So, because bits at calculated indices are already set by some other item, bloom filter erroneously claim that “cat” is present and generating a false positive result. Depending on the application, it could be huge downside or relatively okay.
We can control the probability of getting a false positive by controlling the size of the Bloom filter. More space means fewer false positives. If we want decrease probability of false positive result, we have to use more number of hash functions and larger bit array. This would add latency in addition of item and checking membership. 

#### What operations can be done?
Operations that a Bloom Filter supports  

* add(x) : insert an element into the Bloom Filter.
* check(x) : checks whether an element is already present in the Bloom Filter with a positive false probability.

#### Probability of False positivity:
To calculate the **Probability of False positive**, marked with p, we need:
* m - size of bit array
* k - number of hash functions
* n - number of expected elements to be inserted in the Bloom Filter

We will mark false positive probability with p and can calculate it as:

$$P = (1 - [1 - \frac{1}{m}]^{kn})^k$$

#### Size of Bit Array
To calculate the size of the bit array(**m**) we need:
* n - number of expected elements to be inserted in the Bloom Filter
* p - false positive probability

We can calculate **m** with the formula:

$$m = \frac{n\ln{P}}{(\ln2)^2}$$

#### Number of hash functions
To calculate the most optimum number of hash functions(**k**), we will need:
* m - size of bit array
* n - number of expected elements to be inserted in the Bloom Filter

We'll be calculating **k** as:

$$k = \frac{m}{n}\ln{2}$$

### Blooms' filter performance
A Bloom filter with one hash function is equivalent to ordinary hashing.
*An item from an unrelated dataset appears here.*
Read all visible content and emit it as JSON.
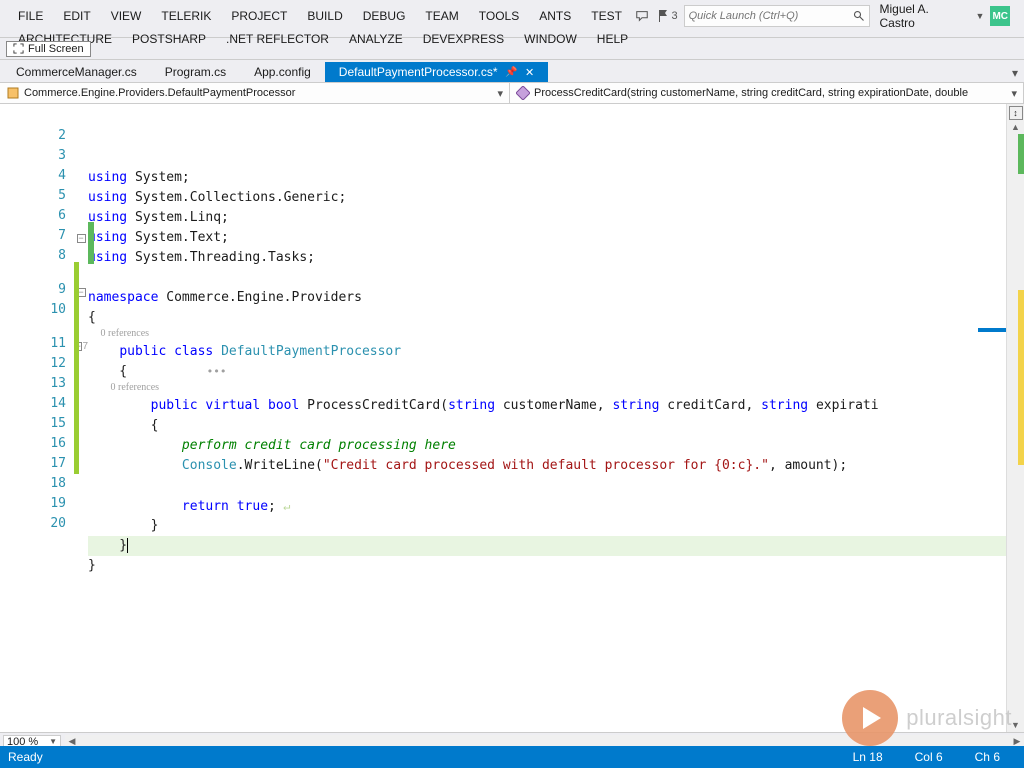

Bloom filter is a generalization of hashing. It allows for more interesting design tradeoffs.
The complexity to add an element or to query the filter is fixed at O(k). In other words, it's independent of how many items have been added to the filter.
Bloom filter simplifies some operations. Suppose we have two filters to represents sets S1 and S2. The union of the these two sets is simply an OR operation of the two filters. Intersection of the two sets can also be approximated with the filters. Another trick is to half the size of the filter with an OR operation of the first and second halves of the filter.

In [7]:
n = 2 # no of items to add
p = 0.10 # false positive probability

bloomf = BloomFilter(n,p)
print(f"Size of bit array: {bloomf.size}")
print(f"False positive Probability: {bloomf.fp_prob} %")
print(f"Number of hash functions: {bloomf.hash_count}\n")

# words to be added
word_present = ['abound','abounds','abundance','abundant','accessable',
				'bloom','blossom','bolster','bonny','bonus','bonuses',
				'coherent','cohesive','colorful','comely','comfort',
				'gems','generosity','generous','generously','genial']

word_present = [
            "2s","3s","4s","5s","6s","7s","8s","9s","10s","Js","Qs","Ks","As"
            "2h","3h","4h","5h","6h","7h","8h","9h","10h","Jh","Qh","Kh","Ah"
            "2d","3d","4d","5d","6d","7d","8d","9d","10d","Jd","Qd","Kd","Ad"
            "2c","3c","4c","5c","6c","7c","8c","9c","10c","Jc","Qc","Kc","Ac"
           ]


# word_present = ['geeks', 'nerd', 'cat']

# word not added
word_absent = ['bluff','cheater','hate','war','humanity',
			'racism','hurt','nuke','gloomy','facebook',
			'geeksforgeeks','twitter']

for item in word_present:
	bloomf.add(item)

shuffle(word_present)
shuffle(word_absent)

test_words = word_present[:10] + word_absent
shuffle(test_words)
for word in test_words:
	if bloomf.check(word):
		if word in word_absent:
			print("'{}' is a false positive!".format(word))
		else:
			print("'{}' is probably present!".format(word))
	else:
		print("'{}' is definitely not present!".format(word))

Size of bit array: 9
False positive Probability: 0.1 %
Number of hash functions: 3

'hurt' is a false positive!
'Kh' is probably present!
'3h' is probably present!
'twitter' is a false positive!
'cheater' is a false positive!
'5s' is probably present!
'7s' is probably present!
'7d' is probably present!
'humanity' is a false positive!
'10h' is probably present!
'nuke' is a false positive!
'war' is a false positive!
'Kd' is probably present!
'bluff' is a false positive!
'10d' is probably present!
'racism' is a false positive!
'facebook' is a false positive!
'hate' is a false positive!
'geeksforgeeks' is a false positive!
'gloomy' is a false positive!
'8c' is probably present!
'3s' is probably present!